12. Het hof begrijpt de opmerkingen van [appellante] met betrekking tot het belang van [geïntimeerden] bij de erfdienstbaarheid in paragraaf 10 van de memorie van grieven aldus dat deze worden gemaakt met het oog op de vordering in reconventie. Naar het hof begrijpt heeft [appellante] bij haar vordering tot opheffing van de erfdienstbaarheid het oog op het bepaalde in artikel 5:79 BW, waarin is neergelegd dat een erfdienstbaarheid kan worden opgeheven indien de uitoefening daarvan onmogelijk is geworden of de eigenaar van het heersende erf geen redelijk belang bij de uitoefening meer heeft. Geen van beide situaties doet zich voor. Van onmogelijkheid van uitoefening van de erfdienstbaarheid is geen sprake. Bij de uitoefening van de erfdienstbaarheid hebben [geïntimeerden] bovendien een redelijk belang. Het hof verwijst in dit verband naar de waarnemingen van de rechter-commissaris tijdens de descente in eerste aanleg, waarop rechtsoverweging 4.6 van het vonnis is gebaseerd. Het hof onderschrijft het daarin neergelegde oordeel.

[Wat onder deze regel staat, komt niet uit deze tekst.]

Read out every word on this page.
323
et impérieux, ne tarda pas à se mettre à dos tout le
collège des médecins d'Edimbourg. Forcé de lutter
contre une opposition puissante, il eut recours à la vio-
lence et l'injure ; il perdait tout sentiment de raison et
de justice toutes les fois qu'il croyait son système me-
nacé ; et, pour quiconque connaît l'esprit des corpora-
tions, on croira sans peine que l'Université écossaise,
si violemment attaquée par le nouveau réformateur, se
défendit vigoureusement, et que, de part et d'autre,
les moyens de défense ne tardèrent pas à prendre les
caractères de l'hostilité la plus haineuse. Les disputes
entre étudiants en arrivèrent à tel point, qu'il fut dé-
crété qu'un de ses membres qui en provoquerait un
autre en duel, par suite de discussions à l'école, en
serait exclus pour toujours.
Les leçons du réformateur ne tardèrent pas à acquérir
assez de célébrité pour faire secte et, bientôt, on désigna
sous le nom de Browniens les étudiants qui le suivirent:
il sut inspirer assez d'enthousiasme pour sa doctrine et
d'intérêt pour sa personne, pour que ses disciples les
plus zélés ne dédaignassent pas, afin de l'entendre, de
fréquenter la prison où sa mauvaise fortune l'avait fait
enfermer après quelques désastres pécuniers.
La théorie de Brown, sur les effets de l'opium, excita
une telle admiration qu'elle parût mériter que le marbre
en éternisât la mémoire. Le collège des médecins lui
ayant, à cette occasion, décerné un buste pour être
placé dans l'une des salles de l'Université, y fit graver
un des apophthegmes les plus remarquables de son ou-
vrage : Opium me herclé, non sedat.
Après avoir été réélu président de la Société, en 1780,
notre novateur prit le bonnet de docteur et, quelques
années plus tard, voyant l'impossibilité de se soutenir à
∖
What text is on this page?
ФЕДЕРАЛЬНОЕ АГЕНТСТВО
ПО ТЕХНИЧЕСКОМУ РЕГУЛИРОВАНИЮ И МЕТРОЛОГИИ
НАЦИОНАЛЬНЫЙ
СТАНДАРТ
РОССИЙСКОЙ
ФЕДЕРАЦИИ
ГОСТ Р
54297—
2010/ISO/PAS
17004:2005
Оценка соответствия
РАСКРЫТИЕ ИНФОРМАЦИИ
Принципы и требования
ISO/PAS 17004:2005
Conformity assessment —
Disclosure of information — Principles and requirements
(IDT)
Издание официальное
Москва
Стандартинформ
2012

13. Het bovenstaande brengt mee dat de grieven falen en dat het vonnis van de rechtbank moet worden bekrachtigd. Daarmee blijft ook de in eerste aanleg uitgesproken kostenveroordeling, die [geïntimeerden] in hoger beroep opnieuw vorderen, in stand. [appellante] heeft in hoger beroep geen bewijsaanbod geformuleerd, zodat het hof reeds om die reden niet toekomt aan nadere bewijslevering. [appellante] zal als de in het ongelijk gestelde partij worden veroordeeld in de kosten van het hoger beroep aan de zijde van [geïntimeerden]

Beslissing

Het hof:
  • bekrachtigt het tussen partijen gewezen vonnis van de rechtbank Rotterdam van 5 maart 2014;
  • veroordeelt [appellante] in de kosten van het geding in hoger beroep, aan de zijde van [geïntimeerden] tot op heden begroot op € 308,- aan verschotten en € 1.788,- aan salaris advocaat.
Dit arrest is gewezen door mrs. J.J. van der Helm, M.E. Honnée en M.P.J. Ruijpers en is uitgesproken ter openbare terechtzitting van 30 juni 2015 in aanwezigheid van de griffier.